Three-dimensional, energy-conserving, and reciprocal one-way acoustic wave equations

Abstract

Within the parabolic approximation, preserving energy conservation and reciprocity intrinsic to acoustic fields in stationary media is known to be vital for accurate amplitude predictions in shallow-water environments and for modeling subtle nonreciprocal acoustic effects due to ocean currents. Recently, a wide-angle parabolic equation (PE) has been derived that ensures energy conservation and reciprocity of its solutions in fluids with range-dependent, piecewise-continuous sound speed and density [O. A. Godin, J. Acoust. Soc. Am. 100, 2835(A) (1996)]. In this paper, the theory is extended to 3-D problems having considerable azimuth coupling. Moreover, a technique is proposed to derive energy-conserving and reciprocal PEs with arbitrary high wide-angle capability. Formulations in cylindrical and Cartesian coordinates are compared. The ability of the 3-D energy-conserving PE to account for cross-range inhomogeneities and horizontal refraction is discussed.
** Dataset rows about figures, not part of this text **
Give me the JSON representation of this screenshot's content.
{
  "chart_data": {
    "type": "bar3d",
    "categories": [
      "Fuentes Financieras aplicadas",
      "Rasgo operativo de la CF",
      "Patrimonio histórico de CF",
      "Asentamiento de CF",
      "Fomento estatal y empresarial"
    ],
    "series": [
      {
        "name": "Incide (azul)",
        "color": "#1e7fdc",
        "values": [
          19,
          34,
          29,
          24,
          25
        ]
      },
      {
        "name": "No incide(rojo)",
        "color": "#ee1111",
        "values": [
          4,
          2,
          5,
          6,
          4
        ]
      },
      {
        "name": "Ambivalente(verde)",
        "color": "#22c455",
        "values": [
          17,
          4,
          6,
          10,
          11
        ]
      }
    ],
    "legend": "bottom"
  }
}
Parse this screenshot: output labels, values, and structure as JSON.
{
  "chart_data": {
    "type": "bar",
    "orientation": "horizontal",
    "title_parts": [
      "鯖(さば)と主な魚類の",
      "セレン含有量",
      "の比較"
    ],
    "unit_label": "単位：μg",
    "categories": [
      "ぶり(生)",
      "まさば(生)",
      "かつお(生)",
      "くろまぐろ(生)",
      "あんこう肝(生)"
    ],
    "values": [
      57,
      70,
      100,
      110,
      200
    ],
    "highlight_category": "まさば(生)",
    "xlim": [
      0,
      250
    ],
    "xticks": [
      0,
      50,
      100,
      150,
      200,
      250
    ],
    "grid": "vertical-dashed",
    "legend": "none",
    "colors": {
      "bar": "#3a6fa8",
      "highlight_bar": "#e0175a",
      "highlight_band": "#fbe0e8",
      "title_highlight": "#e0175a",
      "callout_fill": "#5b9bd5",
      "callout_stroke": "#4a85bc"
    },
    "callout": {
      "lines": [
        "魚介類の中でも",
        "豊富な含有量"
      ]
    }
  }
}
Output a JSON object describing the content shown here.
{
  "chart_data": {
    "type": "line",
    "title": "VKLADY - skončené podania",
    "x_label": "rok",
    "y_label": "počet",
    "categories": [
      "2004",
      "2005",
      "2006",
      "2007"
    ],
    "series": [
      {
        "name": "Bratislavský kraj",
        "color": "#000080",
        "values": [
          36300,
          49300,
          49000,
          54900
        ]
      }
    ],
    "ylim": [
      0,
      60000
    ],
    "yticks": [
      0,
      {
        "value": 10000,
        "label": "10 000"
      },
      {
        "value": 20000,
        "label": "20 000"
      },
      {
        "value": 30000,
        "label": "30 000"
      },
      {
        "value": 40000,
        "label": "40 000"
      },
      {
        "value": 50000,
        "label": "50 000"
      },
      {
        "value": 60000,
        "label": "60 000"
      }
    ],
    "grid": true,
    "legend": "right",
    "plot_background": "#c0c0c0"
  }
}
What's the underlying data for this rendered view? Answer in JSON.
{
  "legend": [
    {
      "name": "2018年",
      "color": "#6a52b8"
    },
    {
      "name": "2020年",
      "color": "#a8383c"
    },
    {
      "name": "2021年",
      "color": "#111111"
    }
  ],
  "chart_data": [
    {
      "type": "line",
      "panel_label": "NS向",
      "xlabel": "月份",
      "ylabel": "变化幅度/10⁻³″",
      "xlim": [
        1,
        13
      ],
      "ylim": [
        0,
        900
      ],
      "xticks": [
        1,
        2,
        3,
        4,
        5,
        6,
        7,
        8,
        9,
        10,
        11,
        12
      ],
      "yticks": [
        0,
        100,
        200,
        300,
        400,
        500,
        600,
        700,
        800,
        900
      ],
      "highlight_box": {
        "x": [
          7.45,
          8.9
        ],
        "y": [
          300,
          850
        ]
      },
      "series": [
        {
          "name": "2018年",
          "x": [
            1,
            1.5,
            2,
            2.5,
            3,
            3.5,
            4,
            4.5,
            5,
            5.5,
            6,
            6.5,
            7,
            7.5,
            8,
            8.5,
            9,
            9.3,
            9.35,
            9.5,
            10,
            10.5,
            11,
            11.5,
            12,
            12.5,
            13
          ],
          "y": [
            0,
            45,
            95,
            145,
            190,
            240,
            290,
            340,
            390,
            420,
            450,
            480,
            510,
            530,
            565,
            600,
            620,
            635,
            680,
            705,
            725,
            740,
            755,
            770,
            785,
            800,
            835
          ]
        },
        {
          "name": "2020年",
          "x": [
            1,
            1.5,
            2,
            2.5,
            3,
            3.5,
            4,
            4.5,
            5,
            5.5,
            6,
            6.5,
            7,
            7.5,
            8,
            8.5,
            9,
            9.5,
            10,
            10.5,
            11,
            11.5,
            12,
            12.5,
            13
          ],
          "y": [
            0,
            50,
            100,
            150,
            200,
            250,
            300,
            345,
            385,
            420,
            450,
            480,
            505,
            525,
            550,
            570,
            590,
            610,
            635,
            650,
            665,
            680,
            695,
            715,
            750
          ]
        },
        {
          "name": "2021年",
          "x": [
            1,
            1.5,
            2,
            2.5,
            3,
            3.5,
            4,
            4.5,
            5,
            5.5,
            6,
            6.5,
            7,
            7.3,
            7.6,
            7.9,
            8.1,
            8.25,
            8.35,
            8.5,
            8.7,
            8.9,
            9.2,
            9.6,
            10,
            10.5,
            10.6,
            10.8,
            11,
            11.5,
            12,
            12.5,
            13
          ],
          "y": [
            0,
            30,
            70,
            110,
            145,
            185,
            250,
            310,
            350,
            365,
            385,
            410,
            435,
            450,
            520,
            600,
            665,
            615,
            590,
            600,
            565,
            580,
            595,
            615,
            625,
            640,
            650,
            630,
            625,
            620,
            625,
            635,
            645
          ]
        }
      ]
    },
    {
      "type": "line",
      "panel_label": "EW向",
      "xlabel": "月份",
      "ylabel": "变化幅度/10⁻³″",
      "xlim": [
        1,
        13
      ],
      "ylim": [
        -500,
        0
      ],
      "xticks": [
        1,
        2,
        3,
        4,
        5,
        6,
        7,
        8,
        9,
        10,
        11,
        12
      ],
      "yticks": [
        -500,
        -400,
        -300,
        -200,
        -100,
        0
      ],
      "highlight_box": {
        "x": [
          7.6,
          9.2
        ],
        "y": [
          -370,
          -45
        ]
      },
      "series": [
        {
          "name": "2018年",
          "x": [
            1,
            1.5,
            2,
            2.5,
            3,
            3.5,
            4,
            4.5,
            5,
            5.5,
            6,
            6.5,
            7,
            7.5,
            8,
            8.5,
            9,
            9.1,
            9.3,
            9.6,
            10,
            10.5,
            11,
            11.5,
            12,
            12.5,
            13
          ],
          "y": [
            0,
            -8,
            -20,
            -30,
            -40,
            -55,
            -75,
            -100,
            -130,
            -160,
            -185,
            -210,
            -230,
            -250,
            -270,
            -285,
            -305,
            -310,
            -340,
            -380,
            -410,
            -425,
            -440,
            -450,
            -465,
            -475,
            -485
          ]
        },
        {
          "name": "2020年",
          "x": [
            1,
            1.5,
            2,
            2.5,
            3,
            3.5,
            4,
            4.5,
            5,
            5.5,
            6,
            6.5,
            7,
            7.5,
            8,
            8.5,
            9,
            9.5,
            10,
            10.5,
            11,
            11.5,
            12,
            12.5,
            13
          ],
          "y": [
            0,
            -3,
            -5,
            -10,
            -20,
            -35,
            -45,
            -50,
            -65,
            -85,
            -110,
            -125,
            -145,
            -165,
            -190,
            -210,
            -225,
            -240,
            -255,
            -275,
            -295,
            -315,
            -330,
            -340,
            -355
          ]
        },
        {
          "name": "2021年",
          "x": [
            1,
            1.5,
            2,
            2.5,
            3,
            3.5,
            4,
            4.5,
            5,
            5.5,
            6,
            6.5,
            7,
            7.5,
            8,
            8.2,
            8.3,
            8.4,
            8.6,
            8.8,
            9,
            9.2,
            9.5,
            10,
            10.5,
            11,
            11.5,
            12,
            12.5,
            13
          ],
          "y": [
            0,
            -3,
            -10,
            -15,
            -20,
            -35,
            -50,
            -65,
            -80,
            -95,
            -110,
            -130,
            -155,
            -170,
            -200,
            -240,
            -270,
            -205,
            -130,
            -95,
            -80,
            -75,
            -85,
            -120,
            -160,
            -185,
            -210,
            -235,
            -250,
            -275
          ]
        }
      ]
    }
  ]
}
The asymptotic accuracy of the energy-conserving parabolic approximation is addressed and compared to that of other paraxial approximations. It is concluded that energy conservation, reciprocity, and an improved description of mode coupling can be achieved simultaneously within the 3-D parabolic approximation without adversely affecting phase accuracy. [Work supported by NSERC.]